The whistle snuck up on him as he walked down Reflection Street, a tune from his twenties, “We all fall in love, but we disregard the danger, something, something, something, why were you so surprised that you never saw the stranger? Did you ever let your lover see the stranger in yourself” Then, suddenly, with great clarity and precision, he saw Bartleby's window and the blank brick wall before him. The whitewash that obscured the view inside was the glaringly similar to his own outlook, the blankness of the wall, not unlike his heart. Bartleby’s had succumbed to the inevitable and gone out of business. Leaving an empty shell of what had once been thriving, alive and magical. Those similarities to his life pissed in his ear as he wandered home.

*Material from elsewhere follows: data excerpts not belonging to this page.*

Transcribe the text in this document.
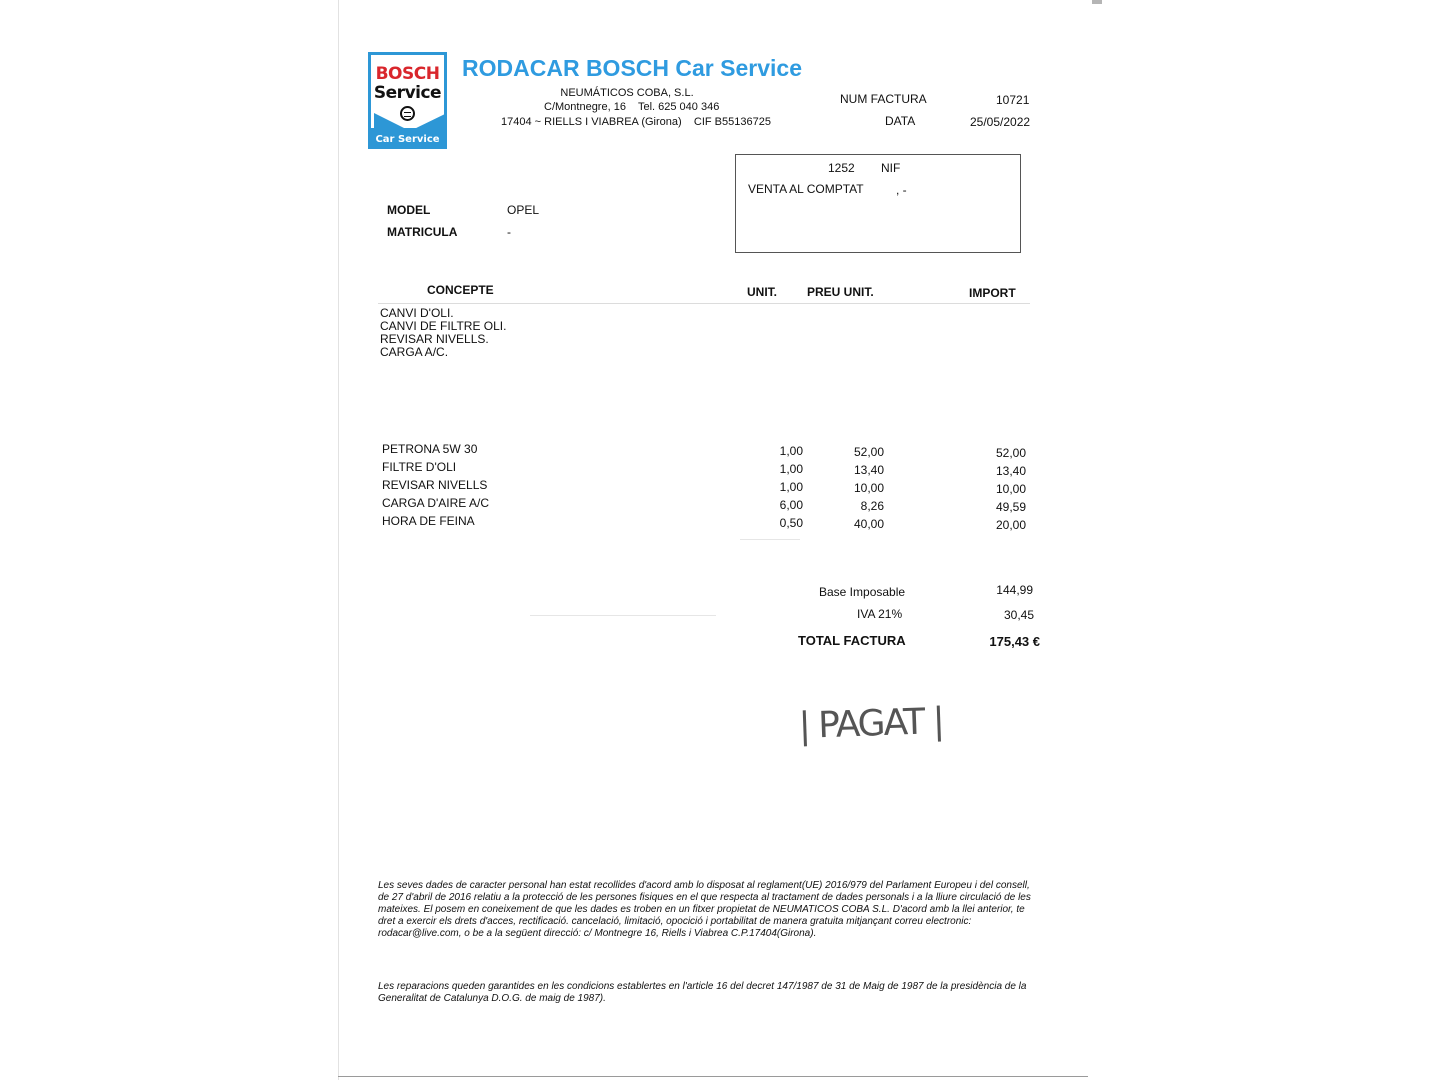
BOSCH
Service
Car Service
RODACAR BOSCH Car Service
NEUMÁTICOS COBA, S.L.
C/Montnegre, 16    Tel. 625 040 346
17404 ~ RIELLS I VIABREA (Girona)    CIF B55136725
NUM FACTURA	10721
DATA	25/05/2022
1252 NIF
VENTA AL COMPTAT	, -
MODEL	OPEL
MATRICULA	-
CONCEPTE	UNIT.	PREU UNIT.	IMPORT
CANVI D'OLI.
CANVI DE FILTRE OLI.
REVISAR NIVELLS.
CARGA A/C.
PETRONA 5W 30	1,00	52,00	52,00
FILTRE D'OLI	1,00	13,40	13,40
REVISAR NIVELLS	1,00	10,00	10,00
CARGA D'AIRE A/C	6,00	8,26	49,59
HORA DE FEINA	0,50	40,00	20,00
Base Imposable	144,99
IVA 21%	30,45
TOTAL FACTURA	175,43 €
| PAGAT |
Les seves dades de caracter personal han estat recollides d'acord amb lo disposat al reglament(UE) 2016/979 del Parlament Europeu i del consell, de 27 d'abril de 2016 relatiu a la protecció de les persones fisiques en el que respecta al tractament de dades personals i a la lliure circulació de les mateixes. El posem en coneixement de que les dades es troben en un fitxer propietat de NEUMATICOS COBA S.L. D'acord amb la llei anterior, te dret a exercir els drets d'acces, rectificació. cancelació, limitació, opocició i portabilitat de manera gratuita mitjançant correu electronic: rodacar@live.com, o be a la següent direcció: c/ Montnegre 16, Riells i Viabrea C.P.17404(Girona).
Les reparacions queden garantides en les condicions establertes en l'article 16 del decret 147/1987 de 31 de Maig de 1987 de la presidència de la Generalitat de Catalunya D.O.G. de maig de 1987).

She had come into his life unexpectedly, a coworker, no one special. Oh, how wrong he’d been. She shook him up, his insides liquefied. He was no longer in control of himself, no longer solid and no longer blank. She tore away the veil of his run-of-the-mill life and she had seen him for the man he was and as no one else ever had, not even himself. She has awoken the stranger. That year they spent together, the promise they made to each other while coupled on the sofa that Labor Day afternoon were real and deep and at the time, life altering for both of them. She had moved him, touched him, consumed him and oh how she made his teeth rattle!
But his life was set. The job, the one he had been chasing for year was finally his. After all a job is what defines the man; at least that is what his father had always told him. It was at the core of his self-esteem. His family; the status quo. A stay at home wife who no longer acknowledged his needs or most of the time his existence, two great boys, a sprawling house in the ‘Burbs, a couple of dogs and a the brand new sports car. You know, all that things that humans are supposed to accumulate to measure their worth. From the outside it worked. The twelve plus hours a day he spent between work and commuting left little time for a home life, which, since her he had come to realize was exactly why he kept those hours. It all came down to less awake time. Less time to be bored, less time to think about the life he had worked so hard to create and that had turned so unbearably mundane. The house, his stuff, the outward manifestation of his success, he was finally better off than the Jones. For once his dad was proud. But she was always on his mind and just hearing her voice could send shock waves to that place that lay dormant in his everyday life, sending him on a wild ride of heat and heart. To her and only her he’d showed the stranger, with her and only her, he had been alive.
He never intended for it to happen, he never expected he would have to make a choice. In the end, when that choice had to be made, he like Bartleby’s took whitewash to his heart, rebuilt his wall, moved the dog and settled into his recliner, because when all was said and done, for him it was all about the stuff.